Young Writers Society



Rote Learning

by Seirre


I want to feel something deep, and meaningful,
To articulate some seismograph-skittering self-revelation
Until I feel the earthquake rumble from my mouth
And pound from my feet. I have choreographed dance steps
That send my heels digging in the patio bricks loudly, metallically,
Have rehearsed big words that slam into the air, that sound
As though every syllable is an epiphany, because I could swear
There are tectonic plates gently shifting
Somewhere in my bone marrow. But they evade
All my attempts to dig them out, claiming I cannot force a volcano.
They promise they are comfortable nestled under my soft, still skin.

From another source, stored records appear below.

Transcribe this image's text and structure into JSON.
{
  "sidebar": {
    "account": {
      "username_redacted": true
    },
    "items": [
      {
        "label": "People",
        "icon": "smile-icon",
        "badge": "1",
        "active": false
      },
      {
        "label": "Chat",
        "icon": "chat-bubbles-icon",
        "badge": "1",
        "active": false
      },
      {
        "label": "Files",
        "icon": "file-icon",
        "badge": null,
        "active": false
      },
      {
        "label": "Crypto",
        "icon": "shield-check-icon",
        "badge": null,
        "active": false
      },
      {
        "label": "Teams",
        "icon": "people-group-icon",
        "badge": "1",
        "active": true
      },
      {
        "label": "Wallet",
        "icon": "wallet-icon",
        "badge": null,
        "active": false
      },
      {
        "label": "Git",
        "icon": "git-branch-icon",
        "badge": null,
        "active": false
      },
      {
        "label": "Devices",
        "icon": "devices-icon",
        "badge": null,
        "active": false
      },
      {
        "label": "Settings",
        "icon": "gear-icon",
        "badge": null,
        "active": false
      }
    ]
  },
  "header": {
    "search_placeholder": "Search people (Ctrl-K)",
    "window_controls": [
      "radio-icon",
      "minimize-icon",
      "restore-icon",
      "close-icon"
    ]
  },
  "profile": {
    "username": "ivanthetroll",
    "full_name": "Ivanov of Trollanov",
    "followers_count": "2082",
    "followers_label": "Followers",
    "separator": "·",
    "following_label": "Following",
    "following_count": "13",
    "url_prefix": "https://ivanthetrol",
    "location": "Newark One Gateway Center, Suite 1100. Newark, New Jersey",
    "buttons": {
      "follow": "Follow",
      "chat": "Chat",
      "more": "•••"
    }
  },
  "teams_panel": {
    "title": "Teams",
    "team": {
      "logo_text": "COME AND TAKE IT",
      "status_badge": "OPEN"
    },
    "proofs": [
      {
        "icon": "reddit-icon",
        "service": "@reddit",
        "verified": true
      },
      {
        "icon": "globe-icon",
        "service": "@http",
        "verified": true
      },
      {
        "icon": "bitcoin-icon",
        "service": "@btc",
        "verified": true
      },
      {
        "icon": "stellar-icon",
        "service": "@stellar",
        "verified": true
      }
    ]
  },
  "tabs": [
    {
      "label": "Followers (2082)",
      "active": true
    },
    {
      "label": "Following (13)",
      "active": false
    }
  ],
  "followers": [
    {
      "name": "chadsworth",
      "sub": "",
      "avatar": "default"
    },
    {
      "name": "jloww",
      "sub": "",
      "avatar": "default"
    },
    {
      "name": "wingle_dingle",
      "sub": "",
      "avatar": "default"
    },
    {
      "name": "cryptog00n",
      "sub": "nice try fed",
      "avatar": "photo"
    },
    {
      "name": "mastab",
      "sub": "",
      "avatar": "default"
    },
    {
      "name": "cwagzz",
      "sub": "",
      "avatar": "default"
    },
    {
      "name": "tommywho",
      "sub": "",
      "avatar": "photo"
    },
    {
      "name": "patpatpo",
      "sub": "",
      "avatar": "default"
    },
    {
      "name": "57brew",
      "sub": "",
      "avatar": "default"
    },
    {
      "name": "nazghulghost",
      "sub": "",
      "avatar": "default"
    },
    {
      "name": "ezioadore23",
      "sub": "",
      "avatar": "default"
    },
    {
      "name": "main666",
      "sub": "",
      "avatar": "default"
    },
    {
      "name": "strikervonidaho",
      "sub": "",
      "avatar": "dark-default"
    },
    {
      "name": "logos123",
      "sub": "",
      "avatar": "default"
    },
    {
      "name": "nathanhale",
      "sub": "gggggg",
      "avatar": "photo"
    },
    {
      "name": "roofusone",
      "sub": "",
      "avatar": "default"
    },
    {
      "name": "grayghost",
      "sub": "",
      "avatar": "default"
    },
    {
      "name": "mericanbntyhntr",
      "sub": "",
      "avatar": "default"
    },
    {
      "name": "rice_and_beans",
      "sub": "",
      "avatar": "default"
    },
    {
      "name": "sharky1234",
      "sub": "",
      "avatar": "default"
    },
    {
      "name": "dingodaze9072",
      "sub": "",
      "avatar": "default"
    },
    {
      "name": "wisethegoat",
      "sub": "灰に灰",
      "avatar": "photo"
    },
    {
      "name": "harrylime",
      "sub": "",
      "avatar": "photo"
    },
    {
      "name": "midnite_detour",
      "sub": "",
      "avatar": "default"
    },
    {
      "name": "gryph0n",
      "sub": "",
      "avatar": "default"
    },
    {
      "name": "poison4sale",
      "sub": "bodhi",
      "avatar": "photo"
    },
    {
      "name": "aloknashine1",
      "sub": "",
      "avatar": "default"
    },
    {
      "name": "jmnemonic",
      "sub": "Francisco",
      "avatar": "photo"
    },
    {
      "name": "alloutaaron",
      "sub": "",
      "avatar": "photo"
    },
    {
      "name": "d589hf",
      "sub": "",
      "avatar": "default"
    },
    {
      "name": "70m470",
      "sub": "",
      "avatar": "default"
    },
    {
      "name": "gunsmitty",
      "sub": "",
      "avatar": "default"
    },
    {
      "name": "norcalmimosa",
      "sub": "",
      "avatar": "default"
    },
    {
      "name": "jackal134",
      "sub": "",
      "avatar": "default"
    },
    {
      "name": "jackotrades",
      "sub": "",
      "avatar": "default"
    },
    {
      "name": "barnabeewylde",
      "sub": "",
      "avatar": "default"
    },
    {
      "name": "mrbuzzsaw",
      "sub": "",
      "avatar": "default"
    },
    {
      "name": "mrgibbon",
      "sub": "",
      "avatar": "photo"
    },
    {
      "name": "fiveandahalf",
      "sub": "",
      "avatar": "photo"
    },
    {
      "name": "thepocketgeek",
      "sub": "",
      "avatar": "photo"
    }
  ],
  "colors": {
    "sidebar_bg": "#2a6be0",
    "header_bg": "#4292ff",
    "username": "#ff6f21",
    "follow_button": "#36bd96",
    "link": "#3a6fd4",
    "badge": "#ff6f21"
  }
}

I hear assuring, creaking, sifting whispers that we already had
A tsunami last month, and my eyes got left to do
The bulk of the work like the starry pupils they are.
There are only so many in-human disasters that can take center stage
At a time, and cannot be willed into existence
Simply because there is comfort beckoning in the turmoil.
Revel in the lack of it, bones purr softly at me. I cannot;
I am far too adjusted to feeling the pulse of the tectonic plates
All the way above ground, ribbiting against my skin.
It’s reassuring to know things are still out of my control,
After all, I cannot be held responsible for an earthquake.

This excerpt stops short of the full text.